Again, Shay was struck by the realization that she was stronger than the people she kept turning to for protection. Kaz, Olivia, Mom. Maybe she shouldn’t have come here. But she hadn’t had anywhere else to go. And this way, no matter what, she’d at least be able to say good-bye to her mother.
“Are you okay?” her mom exclaimed as she released Shay, her eyes frantically searching Shay’s face. “You look—you look well. But we should get you checked out.”
“No,”
Shay said quickly. “I’m fine.”
“I’ve been frantic. After I talked to you, I came straight home from Miami,” Mom said. “I figured this was where you’d come if you wanted
me. How did you get here? Where were you? Is the—Is
he
with you?” Fear flickered in her eyes, and the smell of her fright intensified.
“No.
Gabriel
isn’t with me.” Her mother flinched at the way Shay had emphasized his name. “I meant what I said before, Mom. What you did to Gabriel . . . I know you did it for me.”
“I did! It was the only thing I could think of to save you. I—”
“But that doesn’t change the fact that you took a person hostage for his blood.” Shay felt some of her old anger rising up. What Gabriel had done to her father was unforgivable.
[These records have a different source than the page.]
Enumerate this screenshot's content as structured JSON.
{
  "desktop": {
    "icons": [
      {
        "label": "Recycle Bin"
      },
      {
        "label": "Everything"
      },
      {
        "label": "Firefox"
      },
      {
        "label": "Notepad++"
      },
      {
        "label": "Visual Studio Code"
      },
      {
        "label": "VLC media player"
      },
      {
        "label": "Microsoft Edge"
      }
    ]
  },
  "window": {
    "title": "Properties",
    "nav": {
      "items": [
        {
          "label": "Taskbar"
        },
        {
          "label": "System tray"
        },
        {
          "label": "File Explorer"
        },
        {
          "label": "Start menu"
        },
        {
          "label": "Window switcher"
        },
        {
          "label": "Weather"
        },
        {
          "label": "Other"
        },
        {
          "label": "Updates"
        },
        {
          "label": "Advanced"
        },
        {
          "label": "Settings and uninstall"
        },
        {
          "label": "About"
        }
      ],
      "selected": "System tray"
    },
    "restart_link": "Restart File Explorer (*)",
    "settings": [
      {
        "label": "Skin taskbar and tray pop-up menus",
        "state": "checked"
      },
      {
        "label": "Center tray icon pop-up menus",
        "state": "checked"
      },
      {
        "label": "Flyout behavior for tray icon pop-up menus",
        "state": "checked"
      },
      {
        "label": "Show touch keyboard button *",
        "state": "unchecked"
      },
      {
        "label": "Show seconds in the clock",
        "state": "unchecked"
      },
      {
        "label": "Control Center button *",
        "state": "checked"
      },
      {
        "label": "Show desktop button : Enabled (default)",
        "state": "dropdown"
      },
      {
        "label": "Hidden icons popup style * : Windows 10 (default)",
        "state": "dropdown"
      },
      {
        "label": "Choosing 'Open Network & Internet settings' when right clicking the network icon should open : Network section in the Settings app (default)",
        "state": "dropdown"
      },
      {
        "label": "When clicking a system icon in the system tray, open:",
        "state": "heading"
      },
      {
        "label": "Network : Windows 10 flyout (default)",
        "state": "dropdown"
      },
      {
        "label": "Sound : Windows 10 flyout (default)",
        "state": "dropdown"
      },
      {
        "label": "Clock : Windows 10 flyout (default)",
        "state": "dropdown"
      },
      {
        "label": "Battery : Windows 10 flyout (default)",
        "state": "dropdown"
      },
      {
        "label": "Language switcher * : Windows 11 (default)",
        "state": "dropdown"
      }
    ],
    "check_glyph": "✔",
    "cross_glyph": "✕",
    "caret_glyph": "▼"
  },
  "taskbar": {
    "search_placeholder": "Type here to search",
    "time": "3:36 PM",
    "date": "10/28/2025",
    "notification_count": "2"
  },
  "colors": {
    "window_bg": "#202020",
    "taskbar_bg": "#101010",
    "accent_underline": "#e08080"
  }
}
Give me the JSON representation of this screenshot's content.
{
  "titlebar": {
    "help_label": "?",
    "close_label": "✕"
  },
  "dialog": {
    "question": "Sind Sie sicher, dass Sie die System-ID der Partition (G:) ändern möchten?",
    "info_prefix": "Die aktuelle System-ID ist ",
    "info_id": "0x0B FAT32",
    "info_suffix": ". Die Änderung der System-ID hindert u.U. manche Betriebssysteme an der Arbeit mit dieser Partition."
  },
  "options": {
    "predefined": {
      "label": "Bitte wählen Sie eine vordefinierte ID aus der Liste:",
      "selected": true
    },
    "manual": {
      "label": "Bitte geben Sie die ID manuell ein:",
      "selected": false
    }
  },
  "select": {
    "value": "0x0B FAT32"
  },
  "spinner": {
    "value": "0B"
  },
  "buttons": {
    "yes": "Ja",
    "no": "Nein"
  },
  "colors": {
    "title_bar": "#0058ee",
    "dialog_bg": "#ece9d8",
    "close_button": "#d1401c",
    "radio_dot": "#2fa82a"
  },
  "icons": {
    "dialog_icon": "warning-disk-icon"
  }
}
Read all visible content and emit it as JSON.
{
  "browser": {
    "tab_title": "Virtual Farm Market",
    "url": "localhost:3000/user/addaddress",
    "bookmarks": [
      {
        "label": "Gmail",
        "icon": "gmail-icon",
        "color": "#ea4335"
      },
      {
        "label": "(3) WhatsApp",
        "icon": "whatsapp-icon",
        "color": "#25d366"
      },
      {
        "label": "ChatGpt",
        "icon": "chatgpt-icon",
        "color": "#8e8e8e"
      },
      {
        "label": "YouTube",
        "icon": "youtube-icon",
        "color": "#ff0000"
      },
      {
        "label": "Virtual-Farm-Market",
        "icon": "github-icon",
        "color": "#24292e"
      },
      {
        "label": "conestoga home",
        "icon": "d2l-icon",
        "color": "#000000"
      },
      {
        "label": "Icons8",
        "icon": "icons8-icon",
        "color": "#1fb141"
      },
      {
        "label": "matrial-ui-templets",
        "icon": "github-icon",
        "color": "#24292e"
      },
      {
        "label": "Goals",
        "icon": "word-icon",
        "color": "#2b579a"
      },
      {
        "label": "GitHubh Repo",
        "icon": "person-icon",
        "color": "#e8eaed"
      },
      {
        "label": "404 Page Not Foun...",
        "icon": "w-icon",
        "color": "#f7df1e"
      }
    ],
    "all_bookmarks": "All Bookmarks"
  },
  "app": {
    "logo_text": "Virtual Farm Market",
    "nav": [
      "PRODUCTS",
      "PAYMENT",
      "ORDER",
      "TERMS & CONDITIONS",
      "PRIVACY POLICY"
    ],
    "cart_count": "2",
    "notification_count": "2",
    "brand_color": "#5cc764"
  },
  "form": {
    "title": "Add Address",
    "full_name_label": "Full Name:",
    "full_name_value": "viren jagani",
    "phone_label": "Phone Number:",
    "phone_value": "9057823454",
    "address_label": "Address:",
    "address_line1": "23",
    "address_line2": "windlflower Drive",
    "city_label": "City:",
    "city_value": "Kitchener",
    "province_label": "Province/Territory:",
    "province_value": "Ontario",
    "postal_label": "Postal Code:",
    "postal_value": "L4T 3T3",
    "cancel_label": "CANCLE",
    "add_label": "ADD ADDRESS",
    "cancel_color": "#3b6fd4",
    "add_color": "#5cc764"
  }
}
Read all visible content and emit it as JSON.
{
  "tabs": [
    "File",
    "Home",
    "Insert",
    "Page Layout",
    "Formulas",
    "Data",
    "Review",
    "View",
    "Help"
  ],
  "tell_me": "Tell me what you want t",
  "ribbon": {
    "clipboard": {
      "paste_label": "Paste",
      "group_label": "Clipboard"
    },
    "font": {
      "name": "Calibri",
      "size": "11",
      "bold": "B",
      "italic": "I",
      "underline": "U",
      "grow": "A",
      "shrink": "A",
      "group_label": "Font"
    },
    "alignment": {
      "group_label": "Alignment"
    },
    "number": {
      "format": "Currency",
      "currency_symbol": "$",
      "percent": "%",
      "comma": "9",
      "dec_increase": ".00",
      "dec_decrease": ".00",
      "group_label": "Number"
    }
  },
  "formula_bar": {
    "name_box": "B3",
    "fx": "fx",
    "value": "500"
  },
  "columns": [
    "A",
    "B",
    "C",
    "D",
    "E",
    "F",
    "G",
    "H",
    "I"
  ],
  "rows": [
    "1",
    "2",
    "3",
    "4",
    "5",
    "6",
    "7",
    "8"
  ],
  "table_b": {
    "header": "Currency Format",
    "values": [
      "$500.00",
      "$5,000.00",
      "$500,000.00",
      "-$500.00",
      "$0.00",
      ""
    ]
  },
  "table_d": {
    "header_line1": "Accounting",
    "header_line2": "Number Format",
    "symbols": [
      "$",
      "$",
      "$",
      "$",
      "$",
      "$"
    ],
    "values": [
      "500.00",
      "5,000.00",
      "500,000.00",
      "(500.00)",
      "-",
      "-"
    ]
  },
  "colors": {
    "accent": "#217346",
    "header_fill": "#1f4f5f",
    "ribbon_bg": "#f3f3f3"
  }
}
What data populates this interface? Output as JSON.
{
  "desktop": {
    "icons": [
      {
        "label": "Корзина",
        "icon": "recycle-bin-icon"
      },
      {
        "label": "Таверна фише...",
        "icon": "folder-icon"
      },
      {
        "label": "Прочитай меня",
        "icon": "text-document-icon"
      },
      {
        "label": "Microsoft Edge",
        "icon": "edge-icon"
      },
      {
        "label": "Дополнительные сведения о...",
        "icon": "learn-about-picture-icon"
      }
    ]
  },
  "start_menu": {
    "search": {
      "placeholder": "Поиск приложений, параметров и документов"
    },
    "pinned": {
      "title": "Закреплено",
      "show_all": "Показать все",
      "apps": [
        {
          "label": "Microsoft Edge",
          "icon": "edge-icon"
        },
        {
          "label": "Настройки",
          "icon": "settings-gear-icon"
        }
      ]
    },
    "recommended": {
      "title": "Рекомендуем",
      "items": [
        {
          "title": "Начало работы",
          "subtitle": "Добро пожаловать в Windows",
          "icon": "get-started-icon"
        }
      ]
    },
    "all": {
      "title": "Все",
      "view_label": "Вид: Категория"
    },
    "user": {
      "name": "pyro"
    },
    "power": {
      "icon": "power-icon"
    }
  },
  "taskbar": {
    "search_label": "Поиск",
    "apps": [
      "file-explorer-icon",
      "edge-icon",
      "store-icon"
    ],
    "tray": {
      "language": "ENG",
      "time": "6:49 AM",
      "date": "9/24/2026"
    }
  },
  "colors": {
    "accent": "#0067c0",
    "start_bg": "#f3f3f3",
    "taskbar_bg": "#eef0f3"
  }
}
But it didn’t change the fact that he himself had been treated like a lab rat.
“We both know he isn’t a
person
,” her mother replied, then she pressed her fingers against her lips. “Let’s not do this, Shay. Let’s not fight. I was afraid I was never going to see you again.”
“Me too,” Shay admitted. “Mom, I have so much to tell you. But where’s Martin?” His scent was still strong in the house. He’d been there recently.
“He was gone when I got up,” her mother said with a shrug. “He’s been heading to his office insanely early and staying late. He’s going crazy trying to figure out where you are. He feels so responsible for what happened to you.”
“That’s because he is,” Shay snapped.
“We both are. I should have demanded that Martin stop the transfusions. I could see they were making you act recklessly. You never would’ve gone to Martin’s office . . . you never would’ve found that vampire if I’d just made Martin stop,” her mother said.
“If you’d made him stop, I’d be dead,” Shay argued. “It wasn’t the transfusions that—”
Mom put her hand on Shay’s arm, interrupting her. “I can’t
believe how good you look. Martin didn’t think you’d be able to live more than a few days.”
The fear flashed through her eyes again.
Does she know the truth?
Shay wondered.
She has to at least suspect. She knows I was with a vampire. And here I am looking completely healthy, when I shouldn’t even be able to keep myself on my feet.
“Well, you can’t believe anything Martin says,” Shay replied.
“Oh, sweetie, no. We were both so worried about you.”
“Martin doesn’t give a crap about me,” Shay said flatly. “He never has. He—”
“How can you say that?” her mother exclaimed. “Martin gave up his entire career to find a cure for you!”
God, she’s good at denial,
Shay thought.
I guess she had to be to survive having a terminally ill kid.
“Mom, come on. Martin saw me as a way to make one of those historic medical contributions he’s always talking about. I was going to be his artificial heart or polio vaccine or whatever. As soon as he figured out a way to use what I was—half human and half vampire.” Shay shook her head. “He was hoping he could come up with a cure for death, not for me.”